The issue has never been more urgent because the number of incompatible platforms in wide use has been increasing, with iPhone. Android, Macs and Linux boxes alongside Windows. Making native apps for each platform is still possible, but it’s now a very large effort to cover and support all the platforms well natively.

HTML5 vs flash

HTML5 looks like it might have enough firepower to eliminate flash, it has already proven with web-m that it will be able to replace flash for the most critical job it does for the internet as a whole, video delivery, without having to worry too much about patents. Because of that, it has increasing mindshare and there’s already a lot of support in place in recent browsers, eg, Chrome and Firefox 4.0b6 at the time of writing, and considering Chrome is webkit, that covers many embedded scenarios too; Apple have committed themselves to HTML5 support in order to screw over Adobe… uh… I mean as part of their love of open standards.

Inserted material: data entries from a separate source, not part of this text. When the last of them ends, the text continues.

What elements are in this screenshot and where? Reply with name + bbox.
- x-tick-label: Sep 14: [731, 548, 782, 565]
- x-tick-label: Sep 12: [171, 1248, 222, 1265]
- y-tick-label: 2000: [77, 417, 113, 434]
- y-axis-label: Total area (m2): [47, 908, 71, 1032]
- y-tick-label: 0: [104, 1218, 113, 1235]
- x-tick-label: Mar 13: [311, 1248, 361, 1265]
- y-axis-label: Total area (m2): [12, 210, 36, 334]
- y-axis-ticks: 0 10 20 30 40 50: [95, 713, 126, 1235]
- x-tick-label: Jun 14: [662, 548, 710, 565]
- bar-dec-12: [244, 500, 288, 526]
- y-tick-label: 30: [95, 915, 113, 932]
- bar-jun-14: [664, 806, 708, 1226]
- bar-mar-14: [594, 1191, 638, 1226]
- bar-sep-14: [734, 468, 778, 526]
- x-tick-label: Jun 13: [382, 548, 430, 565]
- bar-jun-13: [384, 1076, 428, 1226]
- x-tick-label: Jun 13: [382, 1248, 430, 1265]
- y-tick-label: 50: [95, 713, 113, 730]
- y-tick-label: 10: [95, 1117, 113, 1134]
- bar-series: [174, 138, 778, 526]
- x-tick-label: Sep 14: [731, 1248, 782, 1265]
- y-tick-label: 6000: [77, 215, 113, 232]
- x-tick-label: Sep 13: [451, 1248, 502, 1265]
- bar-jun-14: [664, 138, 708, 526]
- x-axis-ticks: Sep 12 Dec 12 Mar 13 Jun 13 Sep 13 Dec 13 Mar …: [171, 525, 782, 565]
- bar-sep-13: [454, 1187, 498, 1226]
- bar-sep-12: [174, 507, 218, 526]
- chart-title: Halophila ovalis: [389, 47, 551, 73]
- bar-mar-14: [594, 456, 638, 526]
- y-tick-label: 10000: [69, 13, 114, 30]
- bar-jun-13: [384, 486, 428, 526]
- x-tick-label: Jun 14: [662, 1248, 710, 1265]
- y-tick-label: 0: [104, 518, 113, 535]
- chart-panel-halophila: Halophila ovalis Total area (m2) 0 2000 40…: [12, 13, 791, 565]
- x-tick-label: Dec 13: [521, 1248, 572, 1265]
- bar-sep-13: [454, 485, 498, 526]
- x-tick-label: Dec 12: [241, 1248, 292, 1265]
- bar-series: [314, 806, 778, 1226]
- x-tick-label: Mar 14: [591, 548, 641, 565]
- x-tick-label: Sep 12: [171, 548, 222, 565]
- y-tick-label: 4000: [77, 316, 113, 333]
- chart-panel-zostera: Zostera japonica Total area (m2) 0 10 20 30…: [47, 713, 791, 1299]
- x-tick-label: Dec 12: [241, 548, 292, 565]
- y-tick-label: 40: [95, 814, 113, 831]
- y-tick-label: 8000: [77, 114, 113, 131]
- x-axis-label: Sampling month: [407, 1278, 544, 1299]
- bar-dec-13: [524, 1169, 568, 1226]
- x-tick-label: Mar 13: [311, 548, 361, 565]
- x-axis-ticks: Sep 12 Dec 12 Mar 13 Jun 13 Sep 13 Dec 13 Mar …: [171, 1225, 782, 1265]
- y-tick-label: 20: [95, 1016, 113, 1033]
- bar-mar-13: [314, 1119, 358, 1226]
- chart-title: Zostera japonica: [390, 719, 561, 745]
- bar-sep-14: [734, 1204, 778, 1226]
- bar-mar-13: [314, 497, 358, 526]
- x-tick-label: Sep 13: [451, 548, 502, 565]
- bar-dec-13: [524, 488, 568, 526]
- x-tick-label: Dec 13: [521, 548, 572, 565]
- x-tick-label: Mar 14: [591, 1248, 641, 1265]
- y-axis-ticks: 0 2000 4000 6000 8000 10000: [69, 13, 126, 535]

Adobe did make actionscript a standard, but they have never been able to get away from being denounced as the main cause of browser crashes.  HTML5 moves all the hard work Adobe tried to do by themselves in terms of cross-platform media support to the people writing the browser and eliminates the need for Flash.

Websockets

Websockets are a new part of HTML5 that allow the client to get away from the ancient bias of browsers that any network connection is ultimately there to serve some kind of …ML, HTML or XML or whatever.  Websockets start off life as an HTTP connection, but the client immediately sends a request to the HTTP server to “upgrade” the protocol to websocket protocol.

After a complex handshake confirming both sides really speak websocket, websocket protocol is MUCH simpler than HTTP.  In the case of UTF-8 text packets, it’s as simple as sending 0×00 <vari-size payload> 0xff to terminate.  Binary payload packets have a slightly more complex length descriptor and then the payload with no terminator.

The value of it over http is the javascript on the client side can just get the raw binary or UTF-8 payload, and the socket stays open for async traffic in either direction.  There is no HTTP header overhead on each packet, as mentioned for UTF-8 the protocol overhead is 2 bytes per packet only.  There’s no huge XML encode / decode overhead either, so this is a great transport for low-latency data like speech, and it’s no-messing async nature lets it carry event information too ajax-style.

Because (once the connection is established) the protocol overhead is so low, it’s very suitable for weak embedded devices that have some kind of network connectivity but no real UI capability or CPU cycles for bloating data into formats browsers otherwise prefer.

Websocket servers

Sounds good right?  Well, to use it practically you need server-side support, because you are literally using a new socket-level protocol other than http.  There are Java and Python implementations suitable for Apache… but… unlike http there are no C library implementations suitable for embedded devices.  So, I wrote libwebsockets to allow embedded devices to participate in the new UIs possible with HTML5 and websockets.

Introducing libwebsockets

libwebsockets (in git at http://git.warmcat.com/cgi-bin/cgit/libwebsockets/ ) is a lightweight GPL2 http and websocket server that hides all the protocol handshakes and detail from the user code driving the server.

Because it supports file serving on http, it is able to provide a single listening socket that can serve your html script page normally and then when the browser starts running your script, come back and make websocket connections to the same port.

A test server is provided

http://git.warmcat.com/cgi-bin/cgit/libwebsockets/tree/test-server/test-server.c

because everything to do with the protocols is handled by the library, it’s very simply able to serve http and websockets using a single callback.